If you have an affinity for elegantly aged dessert wines, then you’ll love what this Rabelo has to offer. On the nose, graceful tertiary aromas eagerly greet the drinker – rich dark chocolate, mocha, and burnt caramel. Layers in, you’ll discover quietly aged fruit notes – dried raisin, fig, cherry, and potpourri.
Pause and swirl for a few moments to get the full effect.
The wine marries alcohol, acid, and sugar seamlessly together ensuring that they’re well-integrated for a balanced structure. Surprisingly, the acid level has maintained over the decades, lifting up the complex palate of tertiary notes.
This isn’t always the case for a wine of this age.

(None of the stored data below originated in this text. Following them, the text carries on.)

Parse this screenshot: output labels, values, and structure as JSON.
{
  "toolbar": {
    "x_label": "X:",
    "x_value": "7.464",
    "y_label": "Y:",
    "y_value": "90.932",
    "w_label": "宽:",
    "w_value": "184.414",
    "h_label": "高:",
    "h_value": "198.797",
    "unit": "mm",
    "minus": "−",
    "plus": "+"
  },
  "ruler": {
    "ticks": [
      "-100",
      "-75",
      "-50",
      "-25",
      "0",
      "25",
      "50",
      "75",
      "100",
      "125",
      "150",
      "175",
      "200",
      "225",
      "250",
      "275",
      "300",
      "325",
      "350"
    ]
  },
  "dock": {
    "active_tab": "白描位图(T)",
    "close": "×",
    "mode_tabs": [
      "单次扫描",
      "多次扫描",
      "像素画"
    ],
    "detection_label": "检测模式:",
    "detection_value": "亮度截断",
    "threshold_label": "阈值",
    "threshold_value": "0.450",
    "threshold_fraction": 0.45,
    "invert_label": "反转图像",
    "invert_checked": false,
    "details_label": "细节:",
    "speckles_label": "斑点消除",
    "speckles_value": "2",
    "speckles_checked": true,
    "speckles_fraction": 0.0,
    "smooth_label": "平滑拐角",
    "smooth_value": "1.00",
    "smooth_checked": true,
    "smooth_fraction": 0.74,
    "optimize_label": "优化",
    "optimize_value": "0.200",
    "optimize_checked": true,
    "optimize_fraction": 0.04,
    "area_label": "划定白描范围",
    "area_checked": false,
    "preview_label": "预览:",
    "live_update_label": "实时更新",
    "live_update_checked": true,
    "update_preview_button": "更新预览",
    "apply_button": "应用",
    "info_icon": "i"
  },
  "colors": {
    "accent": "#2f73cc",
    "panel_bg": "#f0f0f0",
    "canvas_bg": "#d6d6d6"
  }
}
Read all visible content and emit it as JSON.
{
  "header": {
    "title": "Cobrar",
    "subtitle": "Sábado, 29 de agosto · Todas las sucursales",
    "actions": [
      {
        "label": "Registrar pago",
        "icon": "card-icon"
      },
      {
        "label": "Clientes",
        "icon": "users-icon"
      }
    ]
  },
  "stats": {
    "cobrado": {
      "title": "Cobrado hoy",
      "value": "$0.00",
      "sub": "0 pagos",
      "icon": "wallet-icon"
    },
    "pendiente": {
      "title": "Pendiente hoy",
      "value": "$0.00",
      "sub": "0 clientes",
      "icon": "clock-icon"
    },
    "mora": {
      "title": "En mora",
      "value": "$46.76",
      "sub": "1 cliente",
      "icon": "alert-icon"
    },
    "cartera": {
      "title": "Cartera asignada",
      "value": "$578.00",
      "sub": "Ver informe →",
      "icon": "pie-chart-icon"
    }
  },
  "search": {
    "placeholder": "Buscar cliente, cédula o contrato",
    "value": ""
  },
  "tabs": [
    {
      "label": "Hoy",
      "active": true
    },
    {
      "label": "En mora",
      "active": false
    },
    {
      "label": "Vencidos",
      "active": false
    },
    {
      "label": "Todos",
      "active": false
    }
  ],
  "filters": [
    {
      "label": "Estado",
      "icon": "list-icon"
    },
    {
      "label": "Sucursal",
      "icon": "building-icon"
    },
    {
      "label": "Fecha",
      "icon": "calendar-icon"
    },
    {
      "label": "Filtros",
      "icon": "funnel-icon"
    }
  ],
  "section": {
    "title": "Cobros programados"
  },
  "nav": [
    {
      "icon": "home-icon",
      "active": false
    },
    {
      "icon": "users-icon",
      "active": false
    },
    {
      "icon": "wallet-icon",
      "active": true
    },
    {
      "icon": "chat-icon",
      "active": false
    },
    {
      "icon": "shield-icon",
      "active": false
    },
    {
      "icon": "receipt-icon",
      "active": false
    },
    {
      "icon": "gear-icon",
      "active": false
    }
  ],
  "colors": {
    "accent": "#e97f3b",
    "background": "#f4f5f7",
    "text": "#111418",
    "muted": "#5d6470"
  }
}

The vibrancy and fruit intensity will allow this Rabelo to continue its graceful voyage for several more years to come.
If you’re sitting on a bottle or two, I would recommend re-tasting in 2025.
Quinta Cruz Rabelo 2010 Paring
We tend to think of sweet dessert wines paired mainly with, well, desserts. As a general rule, you want to pair desserts with wines that are sweeter than the dessert, otherwise the wine can come off as bitter or acidic.
Port is no different.
Classic pairings for this Quinta Cruz Rabelo 2010 could include dark chocolate, salted almonds, crème brûlée, poached pears, goat cheese, or pecan pie.